Atlantico – Est-ce vraiment le rôle de l’État ou du gouvernement de réguler la religion musulmane et le rôle des imams ? En quoi n’est-ce pas la bonne approche ?

Razika Adnani – Toutes ces annones concernent la gestion du culte musulman. S’occuper de l’organisation du culte c’est le rôle de l’État tant que cela reste dans le domaine de la gestion du culte et non du culte lui-même et sa pratique. Les religions font partie de la société que l’État administre et les religieux sont des citoyens comme les autres notamment quand ils sont dans l’espace public. Que l’État rappelle à la religion le devoir respecter les lois de la République quand elle s’exprime dans l’espace public non seulement cela ne se heurte pas à la laïcité, mais fait partie de son rôle.

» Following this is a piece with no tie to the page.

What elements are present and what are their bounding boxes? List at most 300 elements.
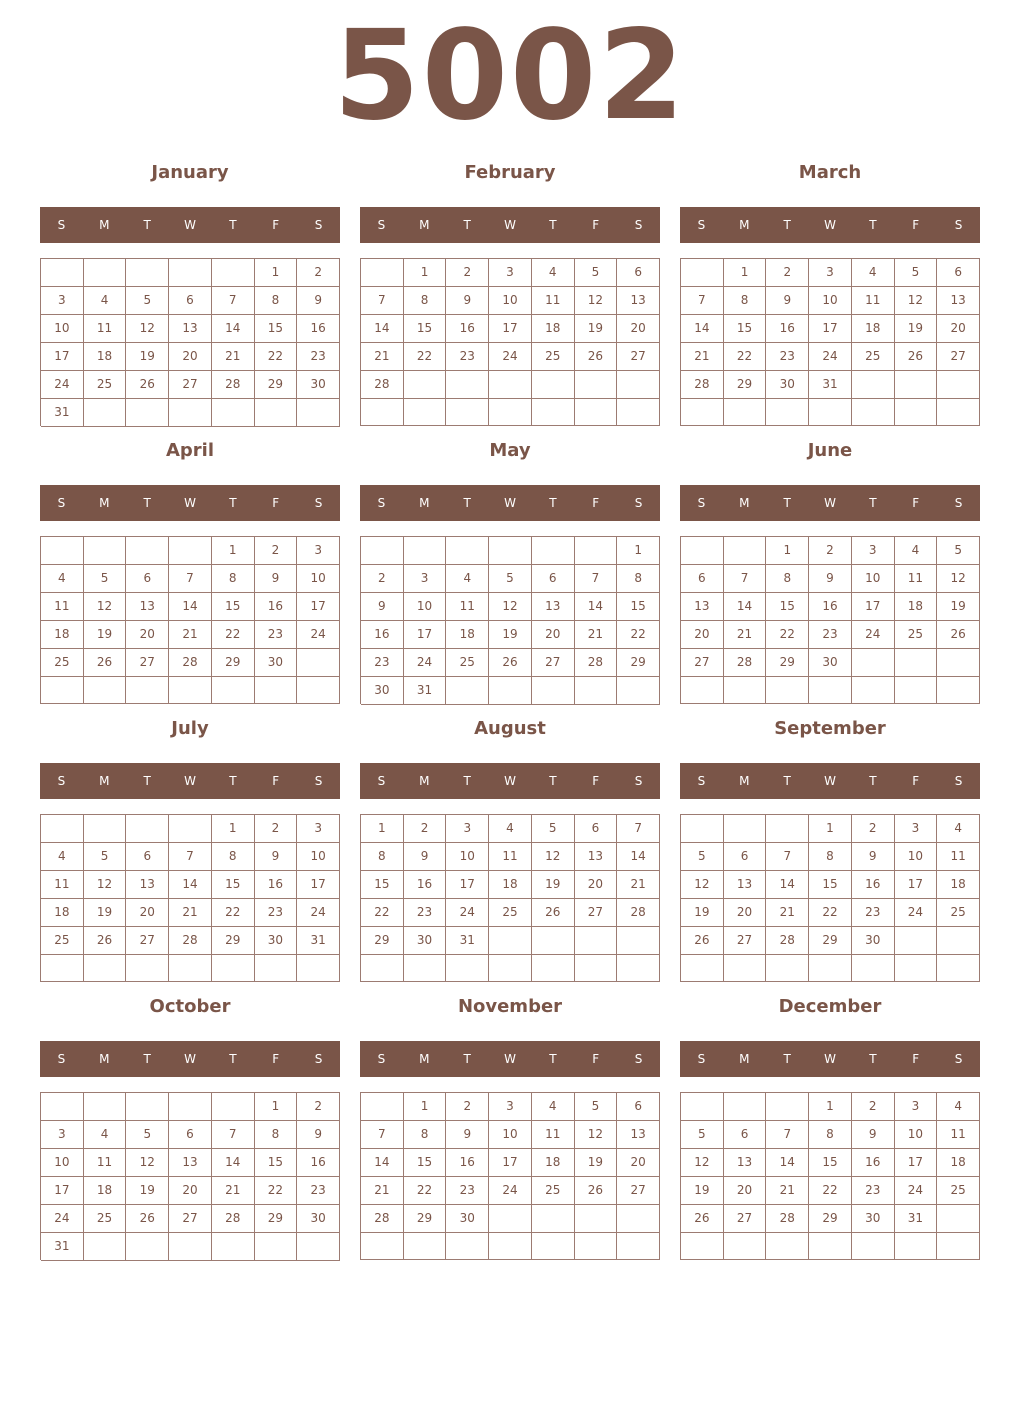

Concernant l’islam, ce qui pose problème c’est la charia, autrement dit le droit musulman mis en place entre le VIIIe siècle et le Xe siècle pour administrer les sociétés musulmanes, qui veut s’imposer dans l’espace public.  Donc face à la charia, l’État est confronté davantage à un système social et politique qu’à une religion. Que l’État intervienne pour protéger la République n’est pas une entorse à la laïcité, car il n’agit pas dans le domaine de la religion mais dans celui de la politique. Le rôle de l’État est de protéger la République de tout ce qui ne peut la menacer sans s’immiscer dans le culte et sa pratique. Ce qui est une mauvaise approche, c’est le fait que l’État se plie aux exigences des islamistes et aborde le voile comme une pratique religieuse comme c’est le cas de la loi de 2004.  Alors que le voile est une pratique qui discrimine les femmes et déshumanise les hommes. Quand il s’invite dans l’espace public, il piétine les valeurs de la République, l’égalité et l’humanisme. D’autant plus que sur le plan religieux aucun texte coranique ne recommande à la femme de couvrir sa chevelure.

Atlantico – Cette mesure sur le statut des imams annoncée et proposée par Gérald Darmanin n’est-elle pas un simple effet d’annonce ? Est-ce que des mesures sont officiellement prises ?

 Razika Adnani – Moi je parlerais de mesures efficaces qui doivent être prises et celles-ci, c’est aux musulmans de les prendre. Ils doivent commencer par en finir avec l’habitude de répéter que le problème n’est pas l’islam mais l’islamisme, ou que c’est juste une mauvaise compréhension de l’islam. Ils doivent reconnaître les problèmes que l’islam pose dans notre société et à l’époque actuelle. Ainsi seulement ils se pencheront sur leur religion pour les résoudre cela revient à changer l’islam de l’intérieur, autrement dit le réformer. Réformer l’islam consiste à le débarrasser de l’emprise des anciens et le libérer de la politique afin qu’il soit une religion et non une politique. Comme je l’ai toujours précisé dans mon ouvrage Islam : quel problème ? Les défis de la réforme et dans plusieurs occasions, c’est une « réforme est orientée vers l’avenir » et qui a comme objectif de créer du nouveau en islam et non une réforme qui cherche à retrouver l’islam pur des premiers musulmans. Une autre mesure efficace dont je voudrais parler concerne la formation des imams dont l’État parle beaucoup. Elle doit avoir comme objectif de leur transmettre les moyens intellectuels et les principes nécessaires qui leur permettent de s’émanciper de l’islam des anciens, de leur théologie et de leur conception de la société, de l’autre, de la femme. Une formation qui transmet le discours religieux que tous les musulmans répètent ne fera que perpétuer les problèmes.